Pengrajin di Kandangan memiliki tradisi panjang dalam mengolah kayu jati, yang dikenal sebagai bahan baku utama untuk membuat furnitur tahan lama dan bernilai estetika tinggi. Mereka menggunakan teknik tradisional yang sudah diwariskan dari generasi ke generasi, seperti pahat tangan, pengeringan alami, dan finishing khusus. Proses ini tidak hanya menjaga kualitas, tetapi juga menghormati nilai-nilai budaya lokal.

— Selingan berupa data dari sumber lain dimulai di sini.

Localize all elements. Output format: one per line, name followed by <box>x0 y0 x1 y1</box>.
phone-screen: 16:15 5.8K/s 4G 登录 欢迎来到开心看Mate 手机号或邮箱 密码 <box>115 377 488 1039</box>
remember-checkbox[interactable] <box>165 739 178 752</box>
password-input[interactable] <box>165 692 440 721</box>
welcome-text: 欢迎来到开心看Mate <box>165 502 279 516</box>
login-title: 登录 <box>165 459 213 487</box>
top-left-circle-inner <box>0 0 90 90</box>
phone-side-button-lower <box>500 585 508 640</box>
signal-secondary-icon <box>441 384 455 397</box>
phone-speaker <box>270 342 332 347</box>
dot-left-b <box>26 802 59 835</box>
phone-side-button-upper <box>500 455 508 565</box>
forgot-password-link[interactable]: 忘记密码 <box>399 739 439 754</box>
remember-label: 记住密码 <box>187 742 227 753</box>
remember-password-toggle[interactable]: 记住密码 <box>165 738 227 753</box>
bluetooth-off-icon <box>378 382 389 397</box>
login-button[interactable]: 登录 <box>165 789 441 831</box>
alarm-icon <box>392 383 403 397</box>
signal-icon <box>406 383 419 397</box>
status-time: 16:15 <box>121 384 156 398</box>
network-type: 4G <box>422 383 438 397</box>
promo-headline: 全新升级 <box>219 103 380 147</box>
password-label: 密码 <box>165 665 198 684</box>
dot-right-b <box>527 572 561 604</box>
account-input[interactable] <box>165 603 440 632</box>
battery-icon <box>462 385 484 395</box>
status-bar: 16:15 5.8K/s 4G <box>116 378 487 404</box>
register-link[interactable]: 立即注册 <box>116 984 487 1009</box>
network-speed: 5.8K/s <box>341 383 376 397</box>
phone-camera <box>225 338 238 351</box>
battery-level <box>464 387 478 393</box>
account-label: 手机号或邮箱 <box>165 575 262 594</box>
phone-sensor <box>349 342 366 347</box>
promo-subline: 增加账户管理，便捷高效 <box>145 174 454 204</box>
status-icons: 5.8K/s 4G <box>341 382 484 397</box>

“Kayu jati adalah simbol kekuatan dan keindahan,” kata Suryadi, salah satu pengrajin senior di Kandangan. “Dari sini, kami mencoba menyampaikan pesan bahwa kerajinan lokal bisa bersaing di pasar internasional.”
-
Sejarah dan Budaya Kayu Jati di Kecamatan Kandangan
Kayu jati memiliki peran penting dalam kehidupan masyarakat Kandangan sejak ratusan tahun lalu. Dulu, kayu ini digunakan untuk membuat perahu, rumah panggung, dan perabot rumah tangga. Seiring waktu, penggunaannya berubah, terutama setelah adanya permintaan ekspor dari luar negeri. Kandangan menjadi pusat produksi furnitur kayu jati karena ketersediaan bahan baku yang melimpah dan keahlian penduduk setempat. -
Perkembangan Industri Kerajinan Kayu Jati
Dalam beberapa tahun terakhir, industri kerajinan kayu jati di Kandangan mengalami peningkatan pesat. Banyak pengrajin yang mulai mengikuti standar internasional, seperti ISO dan sertifikasi lingkungan. Hal ini memungkinkan produk mereka untuk masuk ke pasar Eropa dan Asia Tenggara. Selain itu, dukungan dari pemerintah daerah dan organisasi bisnis lokal juga berkontribusi besar dalam memperluas jaringan ekspor. -
Teknologi dan Inovasi dalam Produksi
Meskipun masih menggunakan teknik tradisional, banyak pengrajin di Kandangan kini mulai memadukan teknologi modern untuk meningkatkan efisiensi dan kualitas. Misalnya, mesin bubut otomatis digunakan untuk mempercepat proses pengerjaan, sementara sistem digitalisasi dilakukan untuk manajemen produksi dan pemasaran. Inovasi ini membantu mereka tetap kompetitif di pasar global. -
Dampak Ekonomi dan Sosial
Ekspor furnitur kayu jati dari Kandangan memberikan dampak positif terhadap perekonomian masyarakat setempat. Banyak keluarga yang kini dapat meningkatkan penghasilan mereka, sehingga meningkatkan kesejahteraan secara keseluruhan. Selain itu, banyak pemuda setempat yang kembali ke desa untuk bekerja di bidang kerajinan, mengurangi angka pengangguran di wilayah tersebut. -
Tantangan dan Peluang Masa Depan
Meski ada banyak peluang, industri kerajinan kayu jati di Kandangan juga menghadapi tantangan. Salah satunya adalah keterbatasan sumber daya alam akibat deforestasi dan perubahan iklim. Untuk mengatasi ini, pengrajin mulai beralih ke penggunaan kayu jati yang ditanam secara berkelanjutan. Selain itu, mereka juga berusaha membangun merek lokal yang kuat agar lebih mudah menembus pasar internasional.


Kerajinan kayu jati di Kecamatan Kandangan tidak hanya sekadar usaha ekonomi, tetapi juga representasi dari kekayaan budaya dan keberlanjutan lingkungan. Dengan semangat dan komitmen yang kuat, warga Kandangan terbukti mampu menghadirkan karya seni yang bernilai tinggi dan berdampak luas. Pada 11 Desember 2025, saat mereka melakukan ekspor pertama, kita semua diingatkan bahwa kerajinan lokal memiliki potensi tak terbatas jika dikelola dengan baik dan penuh cinta.